TRIBUNNEWS.COM, JAKARTA -Serikat Pekerja Jakarta International Container Terminal (JICT) menyayangkan pernyataanMenko Perekonomian Sofyan Djalil, terkait kisruh perpanjangan konsesi JICT kepada pihak asing, Hutchison Port Holding Hongkong.
Sesuai aturan perundang-undangan, persetujuan perpanjangan konsesi bukanlah wewenang Menko Perekonomian, melainkan Menteri Perhubungan.
"SP heran dengan keterangan Menko Sofyan Djalil yang menyatakan memberi lampu hijau manajemen Pelindo II tetap perpanjang konsesi dengan Hutchison. Menko tidak paham bahwa menurut UU Pelayaran 2008, perpanjangan konsesi harus melalui persetujuan Menteri Perhubungan. Menko seolah tidak memahami ketentuan ini, memprihatinkan," kata Ketua Serikat Pekerja JICT Nova Hakim, Senin (10/8/2015).
Serikat Pekerja, kata Nova, juga menyayangkan pernyataan Sofyan Djalil yang menyatakan perpanjangan konsesi menjadi hak Kementerian BUMN.
Padahal, Menteri BUMN sebelumnya pernah mengeluarkan surat kepada Dirut Pelindo II, perpanjangan konsesi harus memperhatikan UU Pelayaran tahun 2008 yang menetapkan Menteri Perhubungan sebagai regulator pelabuhan dan Pelindo sebagai operator pelabuhan.
Serikat Pekerja JICT, lanjutnya, juga heran dengan pernyataan Menko Perekonomian bahwa perpanjangan konsesi JICT kepada Hutchsion bukanlah urusan serikat pekerja.
Keterlibatan Serikat Pekerja dalam persoalan konsesi ini tidak lebih karena kecintaan pada aset nasional yang bisa membawa manfaat besar bagi kesejahteraan rakyat.
"SP justru berusaha memberikan masukan yang seharusnya dijadikan pertimbangan pemerintah untuk keputusan yang berorientasi kepada kepentingan nasional sebesar-besarnya," kata Nova.

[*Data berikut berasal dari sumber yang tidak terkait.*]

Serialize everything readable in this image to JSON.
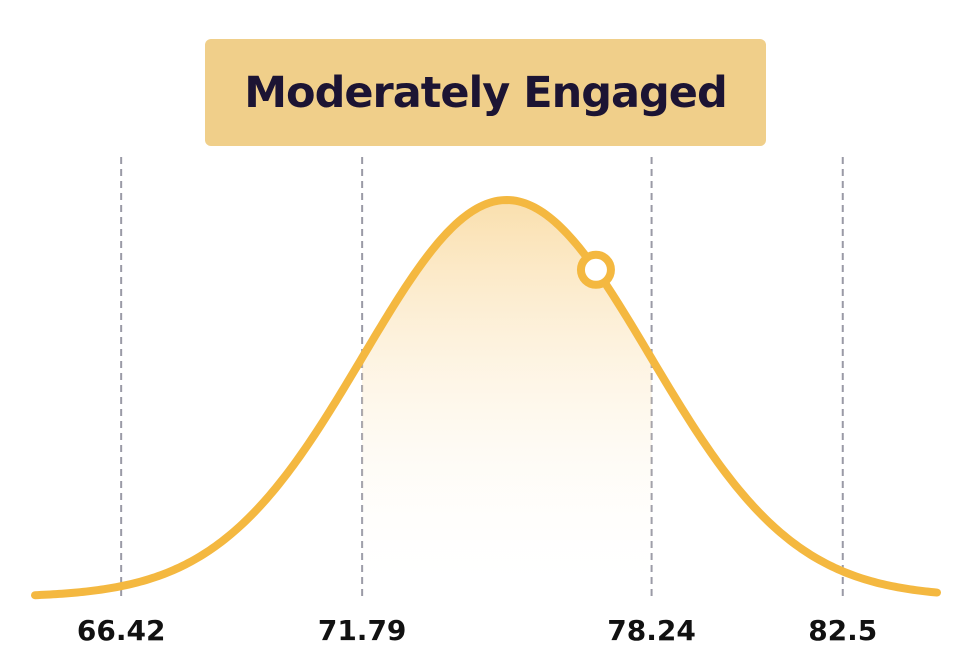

Serikat Pekerja, ujarnya lagi, juga menyayangkan pernyataan yang disampaikan Ketua Komite Pengawas JICT Erry Riyana dan anggota Komite Pengawas JICT Faisal Basri.
Patut diketahui, bahwa persoalan JICT muncul sebagai akibat keputusan sepihak Direktur Utama Pelindo II RJ Lino yang memberikan perpanjangan konsesi JICT kepada Hutchison Port Holding Hongkong dengan melanggar UU dan merugikan bangsa.
Komite Pengawas JICT menyatakan bahwa Serikat Pekerja JICT telah melakukan aksi berdampak negatif bagi JICT dan masyarakat luas sebagai pelampiasan ketidaksetujuan Serikat Pekerja terhadap perpanjangan konsesi JICT.
Padahal, aksi yang dilakukan SP JICT adalah aksi solidaritas terhadap dua pegawai JICT yang diberhentikan oleh Dirut Pelindo tanpa melalui prosedur hukum yang benar. Begitu kedua pegawai itu dipekerjakan kembali, aksi solidaritas pun dihentikan.
Ditegaskan, Serikat Pekerja tidak pernah menyetujui perpanjangan konsesi JICT kepada Hutchison seperti yang disampaikan Komite Pengawas.
Meski, Serikat Pekerja juga tidak pernah menyatakan bahwa JICT tidak boleh dijual atau dimiliki pihak asing.
Serikat Pekerja menilai kondisi idealnya adalah bila JICT sebagai aset ekonomi yang menguntungkan sepenuhnya dimiliki Indonesia, namun SP juga menyetujui pemilikan saham JICT oleh pihak asing apabila dilakukan dengan mengikuti peraturan perundangan dan membawa manfaat terbesar bagi kesejahteraan bangsa Indonesia.
"Karena itu, Serikat Pekerja JICT kembali mendesak pemerintah agar menghentikan perpanjangan konsesi JICT, meninjau kembali pilihan-pilihan yang ada dan segera mengambil keputusan sesuai hukum dan kepentingan rakyat seluas-luasnya," Nova menegaskan kembali.